Teori manajemen modern berkembang di abad ke-20 di tengah revolusi industri Eropa, rasionalitas ekonomi Taylorisme dan Fordisme, serta budaya individualistik dan kompetitif Amerika Serikat. Maka, teori-teori itu pun bernapas dalam nilai efisiensi kuantitatif, kepemimpinan visioner yang agresif, komunikasi eksplisit dan langsung, serta struktur organisasi formal yang datar.
Semuanya masuk akal di tempat asalnya. Namun, belum tentu masuk akal—juga belum tentu cocok—di tempat lain. Henry Mintzberg dalam The Nature of Managerial Work (1973) mengingatkan, “Kita sedang membohongi diri sendiri jika menganggap bahwa kerangka kerja manajemen kita tidak dipengaruhi oleh budaya.”
Di Indonesia, manajemen tidak tumbuh dari logika efisiensi, melainkan dari logika hubungan, kehormatan, dan rasa. Kita adalah masyarakat ’high-context’, seperti disebut Edward T. Hall, tempat makna tak selalu diucap, tapi dipahami dalam jeda, nada, dan sikap. Kita bicara lewat isyarat, menegur dengan sindiran, memimpin lewat keteladanan, bukan instruksi.
Organisasi bukan mesin
Gareth Morgan dalam Images of Organization memperingatkan, "Metafora yang kita gunakan untuk memahami organisasi membentuk cara kita bertindak di dalamnya."
Jika kita terus memandang organisasi sebagai mesin, maka kita akan mengukur keberhasilan hanya dengan angka dan grafik.
Kita lupa bahwa organisasi juga bisa dipahami sebagai keluarga dengan relasi kompleks, sebagai budaya yang penuh simbol, atau sebagai komunitas dengan rasa memiliki yang dalam. Di Indonesia, organisasi lebih menyerupai komunitas daripada mesin. Lebih banyak “rasa” daripada “rumus”.
Jadi, bukan teori yang salah. Namun, sering kali, kita tidak sadar bahwa yang kita ajarkan adalah cermin budaya orang lain. Geert Hofstede, dalam riset lintas budayanya, mencatat bahwa Indonesia memiliki skor tinggi dalam ‘power distance’. Artinya, masyarakat kita terbiasa hidup dalam struktur bertingkat: yang tua dihormati, yang lebih tinggi dijaga martabatnya, dan yang berada di bawah belajar menunduk sebelum bicara.
Kita juga tinggi dalam ‘uncertainty avoidance’, bukan karena takut gagal, melainkan karena stabilitas dianggap aman dan perubahan yang terlalu cepat sering dicurigai sebagai bentuk ketidaksopanan terhadap tatanan.
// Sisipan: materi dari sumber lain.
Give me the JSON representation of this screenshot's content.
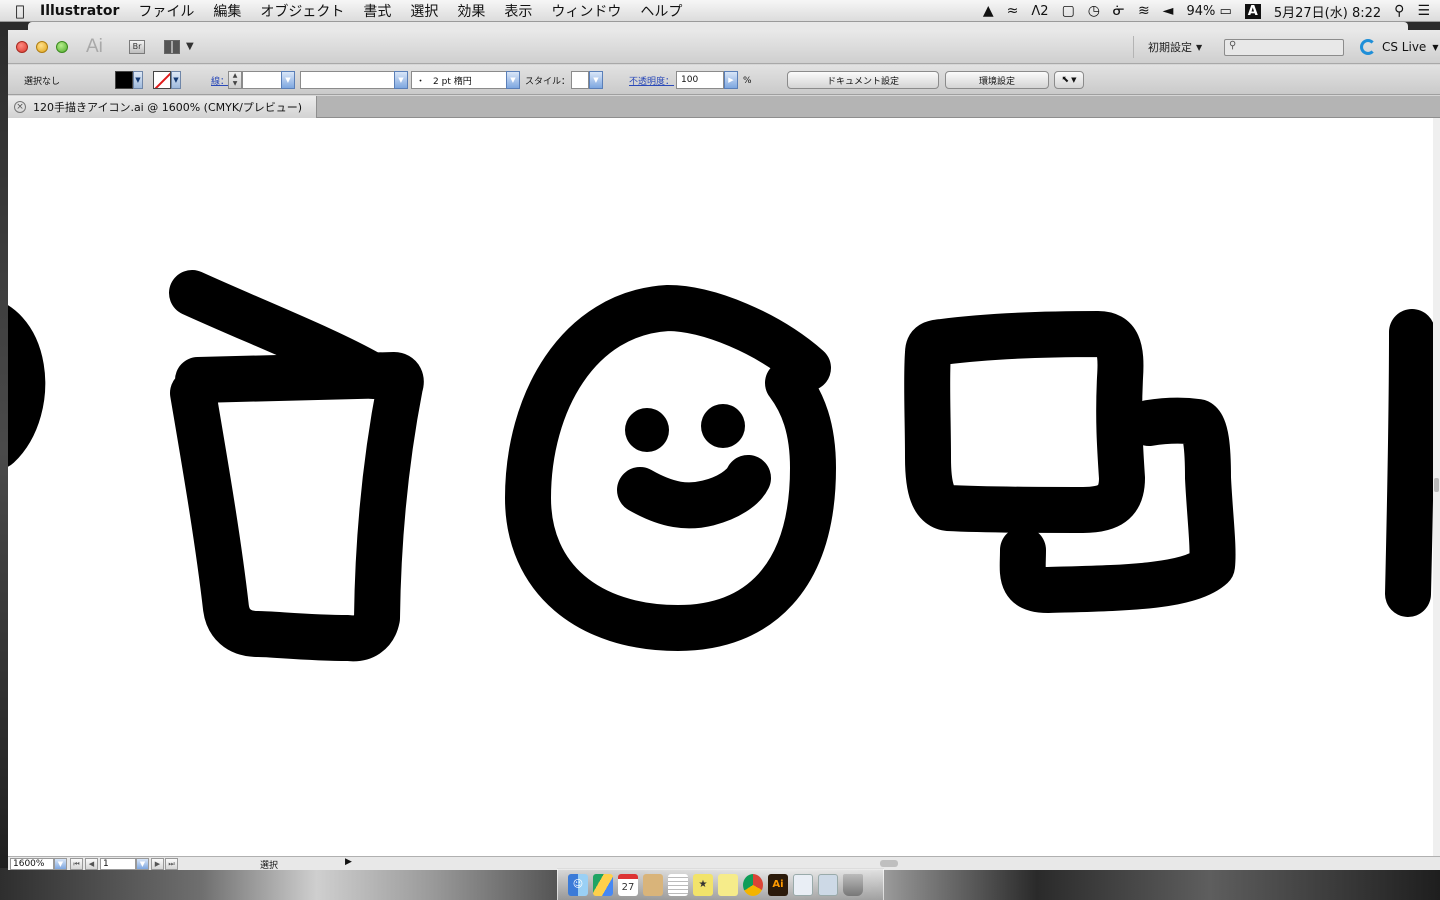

Skor individualisme Indonesia tergolong rendah. Akan tetapi, bukan berarti kita tak bisa mandiri. Sejak kecil, kita diajari bahwa keselamatan satu orang bukanlah kemenangan dan keberhasilan sejati adalah ketika semua bisa pulang dengan wajah cerah.
Indonesia juga rendah dalam maskulinitas. Kita lebih menyukai harmoni daripada kompetisi terbuka. Kemenangan bukan hanya soal hasil, tapi juga tentang cara mencapainya: tanpa meninggalkan, tanpa menyikut, dan tetap menjaga muka orang lain.
Ketika teori manajemen Barat mengagungkan transparansi, kompetisi, dan kepemimpinan partisipatif, mereka lupa bahwa di tempat kita, bicara terlalu jujur bisa dianggap kurang ajar, menyampaikan ide terlalu cepat bisa dinilai tak tahu diri, dan mengambil keputusan tanpa diskusi bisa dianggap melangkahi yang dituakan.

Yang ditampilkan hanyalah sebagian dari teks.